As my team worked on the problems over the next few months, the lead reviewer and I had numerous phone conversations and email exchanges discussing FDA’s reasoning for different feedback. This was particularly helpful when discussing solutions with the project team and helped us craft appropriate responses; through this open exchange we were better able to tailor each response to address the precise concern of the reviewer asking the question. Additionally, it helped me better understand the type of data FDA would accept for new product indications and how that information needed to be presented and justified.
Over time, as the reviewer and I became more familiar with one another, she was willing to hear and discuss our reservations without feeling as though we were saying ‘no’ to their request. This helped us leave no concern or caveat unaddressed and the FDA review team knew what to expect in our response.
The New Submission
It took us two months to hire the Contract Research Organization and complete the protocol for our pre-IDE submission. Considering this was the first time we undertook such a task there was quite a bit of learning, which slowed the process.
We received FDAs response to our pre-IDE questions within a month. Even though FDAs response was non-binding, and thus we didn’t have to incorporate everything they suggested, we chose to fully adopt all of FDAs suggested revisions to our protocol and subsequent report.
It took another 2 months to complete the study and write the new report. We structured the report exactly as outlined in the Cochrane Handbook and included a written description of our actions and the discussion of data relevance in a separate 510(k) application amendment, all submitted together as a response to FDA’s additional information request. This document explicitly addressed each question, with discussion directly related to the data in the new meta-analysis.

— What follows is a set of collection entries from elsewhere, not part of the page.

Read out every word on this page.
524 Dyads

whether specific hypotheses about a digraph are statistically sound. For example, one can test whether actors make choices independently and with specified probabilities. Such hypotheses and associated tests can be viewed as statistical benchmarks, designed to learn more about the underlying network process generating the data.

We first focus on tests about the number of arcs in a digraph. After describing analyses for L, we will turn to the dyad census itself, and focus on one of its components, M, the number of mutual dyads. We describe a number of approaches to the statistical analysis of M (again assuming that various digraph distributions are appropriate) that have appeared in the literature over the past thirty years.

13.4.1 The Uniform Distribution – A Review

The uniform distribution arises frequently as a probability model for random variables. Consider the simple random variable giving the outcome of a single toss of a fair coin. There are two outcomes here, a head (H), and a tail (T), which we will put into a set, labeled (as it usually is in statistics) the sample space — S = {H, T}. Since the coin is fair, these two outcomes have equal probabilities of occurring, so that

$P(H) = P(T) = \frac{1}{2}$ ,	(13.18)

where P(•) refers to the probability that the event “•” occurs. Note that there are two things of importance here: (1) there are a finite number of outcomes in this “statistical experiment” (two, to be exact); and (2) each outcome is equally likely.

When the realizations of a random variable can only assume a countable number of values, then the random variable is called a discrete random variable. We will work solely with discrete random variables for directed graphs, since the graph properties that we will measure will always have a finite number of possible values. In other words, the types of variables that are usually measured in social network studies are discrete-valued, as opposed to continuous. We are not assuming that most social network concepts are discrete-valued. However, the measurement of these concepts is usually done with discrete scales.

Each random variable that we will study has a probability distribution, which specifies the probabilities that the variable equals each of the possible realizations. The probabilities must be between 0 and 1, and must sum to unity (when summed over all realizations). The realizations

A few weeks after our response was received at FDA, we were granted clearance for the 510(k), just a number of days before FDAs official 90 day review clock would end. In the end, the organization received the clearance they wanted, further expanding the product’s indication for use beyond our original intent, and my reviewer beat his review goal. Our common goal was met.
Shortly after we received clearance, I got a phone call from the lead reviewer and his branch chief to thank me for putting together a complete submission that incorporated all the information they requested. The branch chief pointed out that their job was much easier to do, which results in faster review times that are more likely to meet their review goals.
My Take Away
I view this success, which was given a very high likelihood of failure, as a reflection of the benefit of the time the reviewer and I spent in direct conversation. I felt confident my submission response included necessary information to address each specific reviewer’s concerns. I knew everything wasn’t perfect, but I was willing to stand by and defend our actions and the work that came from them. I could defend that we put every effort into answering their questions.
FDAs acknowledgement of the completeness and thoroughness of the response was a proud moment for a regulator who spent an awful lot of time defending the strategy. Now knowing the organization put success at 5% and then exceeding their original goals by gaining clearance for more than we originally wanted helps me rationalize the benefit of open dialogue with FDA reviewers.
I highly recommend reaching out to your FDA reviewer to discuss your shared goal and how you can work together to meet (and possibly exceed) this goal. Do your best to understand the motivations behind each reviewer questioning your submission and make sure your submission directly addresses their concern.
And finally, if you’re able to have a successful working relationship, let your reviewer know you appreciate their effort. Let their boss know you appreciate their effort. Write a blog post about your positive experience. The more we show we are willing to work as team members with FDA, the more our common goals will be met.